Nice Green Bo
Nice Green Bo located in the thick of Chinatown, is one of my favorite places to come for a casual experience and some delicious authentic Chinese cuisine, most notably from the region of Shanghai. There are no frills here, fluorescent lights strung across the ceiling glare off of the white, dirty tile floors. There are about ten tables, four of which are communal round tables and five or six across the opposite side for smaller groups. When you walk in immediately to your right is the cash register and a prep area where the soup dumplings are made. You are curtly greeted by a small Chinese woman who brings you swiftly to your table drops a pot of rough green tea and some menus and almost intentionally ignores you until she decides that you are ready to order.
The menu is massive, spanning almost six pages and if you aren’t ready when she comes around, you get a glare and ignored again for a longer time as if she’s punishing you for interrupting her flow. Now I don’t come here for the service, and in fact I actually enjoy how these ladies control the room and you’d be wise to order your soup dumplings as soon as you sit down, I’ve found over the years of coming here that this is an unspoken code with the staff that indicates you are “cool” and know how to fall into place in their seamless flow of ordering and bringing out food.
One thing I’ve noticed over the years, the menu never changes. Not a thing that I can tell is different, and I kind of love that. In the dozens of times that I have come, and this is one of those places that I tend to binge eat at, I have yet to try everything on the menu. One thing I always get when I come are the soup dumplings, in my opinion they are the best in the city and I have eaten my fair share of soup dumplings since moving here years ago, delicate pork and salty broth wrapped in a chewy dumpling wrapper that is then steamed until they are blisteringly hot inside. You would be wise to wait a few minutes and let them cool, I have made that mistake in the past and it never ends well.
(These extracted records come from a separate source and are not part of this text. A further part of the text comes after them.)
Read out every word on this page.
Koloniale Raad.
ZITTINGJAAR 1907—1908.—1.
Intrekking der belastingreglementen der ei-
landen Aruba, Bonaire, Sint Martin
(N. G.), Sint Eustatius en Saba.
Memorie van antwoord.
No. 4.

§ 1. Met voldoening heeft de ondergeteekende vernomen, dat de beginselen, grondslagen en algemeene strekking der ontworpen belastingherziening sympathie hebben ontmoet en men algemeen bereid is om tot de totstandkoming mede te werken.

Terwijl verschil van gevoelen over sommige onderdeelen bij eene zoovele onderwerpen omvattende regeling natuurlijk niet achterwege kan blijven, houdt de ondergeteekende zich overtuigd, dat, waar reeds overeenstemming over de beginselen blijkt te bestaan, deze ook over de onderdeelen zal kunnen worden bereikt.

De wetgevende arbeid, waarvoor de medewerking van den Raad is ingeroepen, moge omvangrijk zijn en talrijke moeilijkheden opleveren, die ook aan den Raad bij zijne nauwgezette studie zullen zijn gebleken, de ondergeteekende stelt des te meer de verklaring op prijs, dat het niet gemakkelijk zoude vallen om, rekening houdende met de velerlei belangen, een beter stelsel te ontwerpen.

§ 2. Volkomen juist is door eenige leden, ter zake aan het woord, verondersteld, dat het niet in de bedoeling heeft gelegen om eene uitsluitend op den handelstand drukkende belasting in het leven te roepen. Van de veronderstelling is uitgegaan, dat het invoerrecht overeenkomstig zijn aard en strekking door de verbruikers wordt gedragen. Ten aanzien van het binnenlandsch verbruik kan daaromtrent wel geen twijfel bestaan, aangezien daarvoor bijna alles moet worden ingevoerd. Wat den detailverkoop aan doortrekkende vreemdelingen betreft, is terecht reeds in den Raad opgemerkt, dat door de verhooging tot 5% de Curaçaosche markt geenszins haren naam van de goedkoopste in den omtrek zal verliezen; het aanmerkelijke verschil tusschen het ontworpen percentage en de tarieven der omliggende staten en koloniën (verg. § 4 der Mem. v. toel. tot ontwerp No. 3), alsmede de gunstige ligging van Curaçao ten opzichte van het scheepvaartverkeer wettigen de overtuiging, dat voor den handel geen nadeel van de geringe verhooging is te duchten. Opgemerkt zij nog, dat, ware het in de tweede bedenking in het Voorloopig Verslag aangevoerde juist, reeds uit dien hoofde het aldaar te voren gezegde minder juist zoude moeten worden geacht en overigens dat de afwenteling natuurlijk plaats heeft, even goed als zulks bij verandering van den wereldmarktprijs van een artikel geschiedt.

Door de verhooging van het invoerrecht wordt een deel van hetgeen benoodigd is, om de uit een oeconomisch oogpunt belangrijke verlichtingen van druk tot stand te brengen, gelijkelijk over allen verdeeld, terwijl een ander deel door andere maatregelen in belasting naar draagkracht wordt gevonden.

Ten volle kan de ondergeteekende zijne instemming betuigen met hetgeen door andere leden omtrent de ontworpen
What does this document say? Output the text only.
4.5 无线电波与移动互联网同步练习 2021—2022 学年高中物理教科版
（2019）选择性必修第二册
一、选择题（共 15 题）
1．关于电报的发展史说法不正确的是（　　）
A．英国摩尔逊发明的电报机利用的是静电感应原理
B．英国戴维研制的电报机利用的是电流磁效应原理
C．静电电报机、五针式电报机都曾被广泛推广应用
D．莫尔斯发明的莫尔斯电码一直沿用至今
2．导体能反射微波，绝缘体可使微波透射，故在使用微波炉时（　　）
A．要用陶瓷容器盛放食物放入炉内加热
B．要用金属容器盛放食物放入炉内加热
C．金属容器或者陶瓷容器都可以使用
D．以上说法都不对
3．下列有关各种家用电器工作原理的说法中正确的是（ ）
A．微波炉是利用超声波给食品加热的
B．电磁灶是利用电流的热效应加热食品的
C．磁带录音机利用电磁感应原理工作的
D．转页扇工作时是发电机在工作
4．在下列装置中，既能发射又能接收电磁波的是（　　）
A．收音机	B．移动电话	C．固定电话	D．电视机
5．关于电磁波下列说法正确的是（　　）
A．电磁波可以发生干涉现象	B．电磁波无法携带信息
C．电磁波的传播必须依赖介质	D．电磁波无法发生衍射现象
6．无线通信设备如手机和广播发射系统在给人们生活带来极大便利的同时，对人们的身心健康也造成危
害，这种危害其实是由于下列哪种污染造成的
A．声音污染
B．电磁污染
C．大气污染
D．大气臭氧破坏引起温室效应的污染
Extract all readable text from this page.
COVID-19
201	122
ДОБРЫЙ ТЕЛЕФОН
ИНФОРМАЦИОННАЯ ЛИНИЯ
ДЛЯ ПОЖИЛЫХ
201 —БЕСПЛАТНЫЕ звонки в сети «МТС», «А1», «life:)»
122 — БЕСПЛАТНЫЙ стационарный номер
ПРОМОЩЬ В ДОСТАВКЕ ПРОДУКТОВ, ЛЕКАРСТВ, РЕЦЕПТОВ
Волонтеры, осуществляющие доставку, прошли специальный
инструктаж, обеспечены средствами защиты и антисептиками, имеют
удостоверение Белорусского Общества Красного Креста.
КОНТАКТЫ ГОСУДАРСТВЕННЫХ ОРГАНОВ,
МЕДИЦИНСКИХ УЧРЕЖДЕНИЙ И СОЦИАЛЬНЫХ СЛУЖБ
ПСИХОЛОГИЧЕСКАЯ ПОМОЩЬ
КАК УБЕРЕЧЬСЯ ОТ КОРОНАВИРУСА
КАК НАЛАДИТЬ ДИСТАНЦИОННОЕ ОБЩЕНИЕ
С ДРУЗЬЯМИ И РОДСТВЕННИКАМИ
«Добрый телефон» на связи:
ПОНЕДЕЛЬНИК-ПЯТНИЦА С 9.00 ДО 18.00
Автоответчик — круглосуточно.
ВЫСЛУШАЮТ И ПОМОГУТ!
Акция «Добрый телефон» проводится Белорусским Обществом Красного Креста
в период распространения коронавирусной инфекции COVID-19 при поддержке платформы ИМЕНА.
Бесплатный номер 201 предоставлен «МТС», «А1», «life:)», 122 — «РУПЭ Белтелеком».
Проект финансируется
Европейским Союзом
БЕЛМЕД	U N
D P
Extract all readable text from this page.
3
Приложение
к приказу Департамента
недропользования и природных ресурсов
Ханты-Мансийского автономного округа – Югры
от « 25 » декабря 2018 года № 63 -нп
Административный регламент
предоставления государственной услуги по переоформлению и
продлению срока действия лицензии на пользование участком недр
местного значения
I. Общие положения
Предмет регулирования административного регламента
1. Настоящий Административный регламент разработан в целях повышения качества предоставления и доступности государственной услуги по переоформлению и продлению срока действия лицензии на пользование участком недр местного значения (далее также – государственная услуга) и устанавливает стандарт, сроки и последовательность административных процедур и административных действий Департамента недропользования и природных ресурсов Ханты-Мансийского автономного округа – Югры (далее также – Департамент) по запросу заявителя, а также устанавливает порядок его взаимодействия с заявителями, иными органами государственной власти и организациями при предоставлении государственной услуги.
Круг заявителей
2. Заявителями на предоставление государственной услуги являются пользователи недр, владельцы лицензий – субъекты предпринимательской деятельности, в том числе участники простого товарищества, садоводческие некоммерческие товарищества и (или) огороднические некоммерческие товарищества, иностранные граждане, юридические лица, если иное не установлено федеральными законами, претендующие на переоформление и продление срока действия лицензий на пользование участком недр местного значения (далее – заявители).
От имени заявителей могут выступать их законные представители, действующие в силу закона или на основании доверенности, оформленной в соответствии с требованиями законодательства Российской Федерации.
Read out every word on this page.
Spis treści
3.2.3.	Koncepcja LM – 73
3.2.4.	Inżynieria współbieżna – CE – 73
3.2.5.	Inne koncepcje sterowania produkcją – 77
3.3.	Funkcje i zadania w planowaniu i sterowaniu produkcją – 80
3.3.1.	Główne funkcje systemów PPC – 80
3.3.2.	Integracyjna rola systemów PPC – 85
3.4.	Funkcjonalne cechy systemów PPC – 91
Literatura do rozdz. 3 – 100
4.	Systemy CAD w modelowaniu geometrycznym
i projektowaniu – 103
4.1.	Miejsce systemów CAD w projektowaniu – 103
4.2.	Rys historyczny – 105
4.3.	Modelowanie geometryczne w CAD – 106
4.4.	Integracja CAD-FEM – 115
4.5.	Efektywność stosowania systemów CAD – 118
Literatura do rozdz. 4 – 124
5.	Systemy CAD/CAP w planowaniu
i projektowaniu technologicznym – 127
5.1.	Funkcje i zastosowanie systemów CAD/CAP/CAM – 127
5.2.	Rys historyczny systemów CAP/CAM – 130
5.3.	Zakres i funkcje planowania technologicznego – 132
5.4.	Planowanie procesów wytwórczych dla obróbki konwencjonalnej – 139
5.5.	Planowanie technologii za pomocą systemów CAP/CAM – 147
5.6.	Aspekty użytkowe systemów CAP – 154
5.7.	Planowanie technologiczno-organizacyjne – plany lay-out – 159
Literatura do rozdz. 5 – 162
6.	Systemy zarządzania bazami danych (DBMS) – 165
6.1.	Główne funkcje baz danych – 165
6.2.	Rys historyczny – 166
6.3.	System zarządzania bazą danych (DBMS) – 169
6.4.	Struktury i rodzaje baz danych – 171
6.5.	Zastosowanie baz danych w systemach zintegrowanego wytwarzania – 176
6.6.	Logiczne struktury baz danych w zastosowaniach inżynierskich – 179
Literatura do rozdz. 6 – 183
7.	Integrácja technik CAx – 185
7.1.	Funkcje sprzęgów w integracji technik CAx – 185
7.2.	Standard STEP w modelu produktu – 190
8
My companion did not heed my warning and I watched in a bit of twisted amusement as his eyes turned red and he tried to pretend like he was not in agony, they come eight to an order, get more than one you wont regret it.
Another dish that is perfection here are their scallion pancakes, something I’ve had plenty of lack luster ones in the past as well. About as thick as a magazine with a crunch and chew that is unmatched anywhere else in the city, it comes with a fermented vinegar with a few paper-thin slices of ginger that lifts the saltiness. At three dollars a pop there is no shame in ordering several of these as they are incredibly addicting.
Yummy scallion pancakes
Another solid decision here is anything that comes cooked in brown sauce, particularly the fish. Brown sauce is soy that has been fortified with other spices and then thickened. We opted for the fish belly, which at the time was red snapper. Again the presentation was minimal, a few julienned strips of leek and a slab of belly doused in sticky brown sauce. This was one of the only other times our waitress spoke to us directly while we were dining and it was to offer a word of caution that there would be bones in the fish. We dove into the belly, which was cooked perfectly and its fishy flavor was heightened by the salty sweetness (a staple flavor profile from Shanghai) of the brown sauce. The warning about bones was a gross understatement, as we spent the majority of the time pulling tiny pin bones out our mouth while trying not to be forced to administer CPR to one another.
Lastly we ordered sour pork and cabbage, which when dropped on our table I noticed it was not cabbage, but in fact cactus pads. Which in my opinion was tastier and much more interesting than what the menu had previously dictated. The pork itself was definitely sour, and the crunch of the cactus, which is a bit like Aloe but firmer, made for an interesting pairing. This was by a bit under seasoned but a healthy drizzle of chili oil over the top rounded out the entire dish and was nonetheless still very pleasing to eat.
As a staple in Chinatown I tend to find my way down here on an off night like a Monday or Tuesday as the place is quite full at all times of the evening. This will always be a place I frequent for as long as I still live here in the city. Great for groups and there are plenty of options for the cautious and the more adventurous diners. I hope this place never goes out of business, else I’ll be hard pressed to find somewhere else that makes me as nostalgic as Nice Green Bo does.